Ethan knelt on the cold marble floor, the harsh smell of industrial cleaner burning his nostrils.
Five years.
Five years of this.
His wife, Seraphina, stood over him, her arms crossed, a slight smirk on her perfectly painted lips.
"Again, Ethan. And this time, mean it."
He recited the words she had written for him, his voice flat, "I am unclean. I am not worthy of Seraphina's purity."
The scrubbing brush in his hand felt rough against his skin, already raw from countless "cleansings."
Their marriage was a pristine, empty showroom, sexless, devoid of any warmth.
Any accidental touch from him, a brush of hands, a bump in the hallway, meant this.
This ritual humiliation.
He finished scrubbing the designated square of the vast bathroom floor.
Seraphina inspected it, then nodded, a dismissive flick of her wrist.
"You may rise."
He got to his feet, his knees aching.
Later that day, Seraphina returned from one of her many "charity luncheons."
She swept past him, her perfume a cloud he was conditioned to avoid.
As she shrugged off her silk wrap, he saw it.

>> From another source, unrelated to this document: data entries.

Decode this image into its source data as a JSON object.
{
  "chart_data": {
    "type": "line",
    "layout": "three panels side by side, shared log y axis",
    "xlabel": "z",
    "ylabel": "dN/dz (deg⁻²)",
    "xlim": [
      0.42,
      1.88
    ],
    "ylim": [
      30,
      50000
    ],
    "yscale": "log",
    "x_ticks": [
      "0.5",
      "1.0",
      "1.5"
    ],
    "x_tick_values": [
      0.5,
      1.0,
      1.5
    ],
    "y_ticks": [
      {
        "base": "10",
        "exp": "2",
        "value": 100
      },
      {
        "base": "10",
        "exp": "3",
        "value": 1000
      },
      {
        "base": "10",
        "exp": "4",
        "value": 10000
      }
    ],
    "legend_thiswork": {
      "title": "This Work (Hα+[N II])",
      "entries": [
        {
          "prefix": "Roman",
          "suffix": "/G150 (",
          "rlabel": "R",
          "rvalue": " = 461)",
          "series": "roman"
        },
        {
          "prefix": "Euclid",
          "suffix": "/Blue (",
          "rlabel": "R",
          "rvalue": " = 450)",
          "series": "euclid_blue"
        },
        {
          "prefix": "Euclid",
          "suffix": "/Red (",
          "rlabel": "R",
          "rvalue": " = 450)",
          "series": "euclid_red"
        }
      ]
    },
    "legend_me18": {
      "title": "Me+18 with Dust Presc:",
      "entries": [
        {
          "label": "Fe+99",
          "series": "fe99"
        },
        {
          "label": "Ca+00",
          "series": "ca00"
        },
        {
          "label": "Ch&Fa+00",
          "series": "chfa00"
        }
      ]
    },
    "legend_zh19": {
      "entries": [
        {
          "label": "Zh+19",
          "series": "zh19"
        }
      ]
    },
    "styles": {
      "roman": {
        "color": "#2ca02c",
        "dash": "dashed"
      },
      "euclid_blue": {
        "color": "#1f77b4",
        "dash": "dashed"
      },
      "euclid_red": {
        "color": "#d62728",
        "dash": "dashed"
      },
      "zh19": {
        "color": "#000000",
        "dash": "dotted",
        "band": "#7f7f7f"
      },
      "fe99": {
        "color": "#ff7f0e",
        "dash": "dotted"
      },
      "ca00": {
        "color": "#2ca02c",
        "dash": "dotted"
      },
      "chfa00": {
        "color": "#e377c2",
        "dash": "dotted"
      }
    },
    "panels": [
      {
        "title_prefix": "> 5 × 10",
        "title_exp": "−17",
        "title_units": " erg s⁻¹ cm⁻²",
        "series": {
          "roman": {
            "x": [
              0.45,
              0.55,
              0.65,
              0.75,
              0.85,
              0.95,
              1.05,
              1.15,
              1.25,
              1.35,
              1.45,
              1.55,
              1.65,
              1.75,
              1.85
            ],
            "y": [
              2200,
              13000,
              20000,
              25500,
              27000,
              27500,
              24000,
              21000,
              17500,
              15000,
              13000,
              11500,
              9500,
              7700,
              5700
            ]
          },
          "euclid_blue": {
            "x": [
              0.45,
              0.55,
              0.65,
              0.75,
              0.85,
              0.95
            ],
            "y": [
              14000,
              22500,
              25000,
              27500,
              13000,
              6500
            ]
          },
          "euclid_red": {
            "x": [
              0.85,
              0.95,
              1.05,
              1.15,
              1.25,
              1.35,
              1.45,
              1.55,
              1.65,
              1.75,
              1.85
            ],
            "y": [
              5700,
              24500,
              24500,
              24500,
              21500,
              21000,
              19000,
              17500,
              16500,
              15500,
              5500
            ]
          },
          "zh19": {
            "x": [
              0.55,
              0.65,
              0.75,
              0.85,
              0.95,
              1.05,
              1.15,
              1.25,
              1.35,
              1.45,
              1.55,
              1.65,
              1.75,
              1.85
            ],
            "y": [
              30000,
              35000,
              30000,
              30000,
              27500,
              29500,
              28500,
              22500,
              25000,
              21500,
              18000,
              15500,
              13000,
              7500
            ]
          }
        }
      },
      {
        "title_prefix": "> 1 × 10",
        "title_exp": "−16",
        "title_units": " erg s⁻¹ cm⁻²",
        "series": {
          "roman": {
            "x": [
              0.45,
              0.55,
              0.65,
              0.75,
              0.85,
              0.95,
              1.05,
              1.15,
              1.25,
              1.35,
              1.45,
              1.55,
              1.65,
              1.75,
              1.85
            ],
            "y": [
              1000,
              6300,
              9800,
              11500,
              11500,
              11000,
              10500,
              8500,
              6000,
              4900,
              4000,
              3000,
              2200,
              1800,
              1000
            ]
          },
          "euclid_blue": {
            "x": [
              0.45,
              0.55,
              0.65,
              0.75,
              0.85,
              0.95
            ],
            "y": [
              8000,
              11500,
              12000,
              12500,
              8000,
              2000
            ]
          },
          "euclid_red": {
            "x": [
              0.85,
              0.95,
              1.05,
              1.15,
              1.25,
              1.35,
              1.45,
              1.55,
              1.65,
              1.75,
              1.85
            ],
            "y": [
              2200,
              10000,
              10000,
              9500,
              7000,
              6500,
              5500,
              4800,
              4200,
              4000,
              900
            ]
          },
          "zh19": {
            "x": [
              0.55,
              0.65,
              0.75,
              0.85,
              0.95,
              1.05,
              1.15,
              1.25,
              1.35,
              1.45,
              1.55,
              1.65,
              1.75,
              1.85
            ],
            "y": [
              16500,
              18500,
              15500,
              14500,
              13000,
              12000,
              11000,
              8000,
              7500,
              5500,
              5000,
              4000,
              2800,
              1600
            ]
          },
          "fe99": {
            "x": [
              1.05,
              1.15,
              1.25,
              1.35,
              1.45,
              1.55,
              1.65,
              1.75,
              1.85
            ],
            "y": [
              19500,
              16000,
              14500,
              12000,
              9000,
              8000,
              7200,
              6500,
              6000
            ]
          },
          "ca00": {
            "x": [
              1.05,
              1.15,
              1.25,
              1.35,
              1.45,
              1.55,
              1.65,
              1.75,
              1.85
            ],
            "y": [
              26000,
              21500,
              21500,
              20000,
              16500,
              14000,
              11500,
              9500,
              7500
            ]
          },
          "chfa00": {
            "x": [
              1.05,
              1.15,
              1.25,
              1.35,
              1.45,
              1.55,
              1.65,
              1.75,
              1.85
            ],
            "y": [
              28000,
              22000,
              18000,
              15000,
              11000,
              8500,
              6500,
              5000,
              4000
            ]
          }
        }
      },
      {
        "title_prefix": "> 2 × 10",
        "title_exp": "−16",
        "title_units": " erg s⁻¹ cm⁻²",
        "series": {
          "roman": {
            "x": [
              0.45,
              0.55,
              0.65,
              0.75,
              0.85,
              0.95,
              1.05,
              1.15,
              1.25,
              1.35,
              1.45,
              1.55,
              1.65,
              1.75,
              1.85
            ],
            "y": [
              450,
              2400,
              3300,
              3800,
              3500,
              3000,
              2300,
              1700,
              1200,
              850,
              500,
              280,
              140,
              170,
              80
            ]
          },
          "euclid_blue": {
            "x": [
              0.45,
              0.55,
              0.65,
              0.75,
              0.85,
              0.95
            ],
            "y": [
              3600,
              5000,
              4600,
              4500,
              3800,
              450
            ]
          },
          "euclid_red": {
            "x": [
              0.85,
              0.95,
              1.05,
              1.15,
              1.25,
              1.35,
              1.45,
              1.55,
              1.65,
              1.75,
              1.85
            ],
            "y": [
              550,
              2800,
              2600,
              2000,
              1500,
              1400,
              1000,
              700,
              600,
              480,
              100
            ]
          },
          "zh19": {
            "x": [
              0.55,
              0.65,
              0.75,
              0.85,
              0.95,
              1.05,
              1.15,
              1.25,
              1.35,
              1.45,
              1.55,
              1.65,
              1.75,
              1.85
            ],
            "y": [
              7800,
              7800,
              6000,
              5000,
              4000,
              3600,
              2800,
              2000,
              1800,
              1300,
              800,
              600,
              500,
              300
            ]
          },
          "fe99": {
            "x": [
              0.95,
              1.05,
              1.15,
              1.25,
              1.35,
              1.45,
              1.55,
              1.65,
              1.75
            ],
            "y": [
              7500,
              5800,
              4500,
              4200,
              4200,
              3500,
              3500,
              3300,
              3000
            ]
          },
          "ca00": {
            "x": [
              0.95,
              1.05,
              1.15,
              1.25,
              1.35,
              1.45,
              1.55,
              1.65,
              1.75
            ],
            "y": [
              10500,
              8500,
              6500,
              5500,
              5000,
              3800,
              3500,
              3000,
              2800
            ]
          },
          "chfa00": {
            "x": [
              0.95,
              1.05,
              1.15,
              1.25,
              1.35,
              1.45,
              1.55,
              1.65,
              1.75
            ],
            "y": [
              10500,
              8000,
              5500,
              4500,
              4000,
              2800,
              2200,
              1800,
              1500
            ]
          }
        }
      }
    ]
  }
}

A dark, angry mark on the pale skin of her collarbone.
A fresh love bite.
His breath caught.
Without thinking, his hand moved, his fingers lightly brushing the mark.
Seraphina froze.
He expected the usual explosion, the immediate order for another, more severe "cleansing."
Instead, her eyes widened, then narrowed.
She snatched her wrap, clutching it to her chest, and stormed out of the room without a word.
No punishment.
That was new.
A tiny, foolish flicker of something he hadn't felt in years, something like hope, stirred within him.
Maybe, just maybe, something had shifted.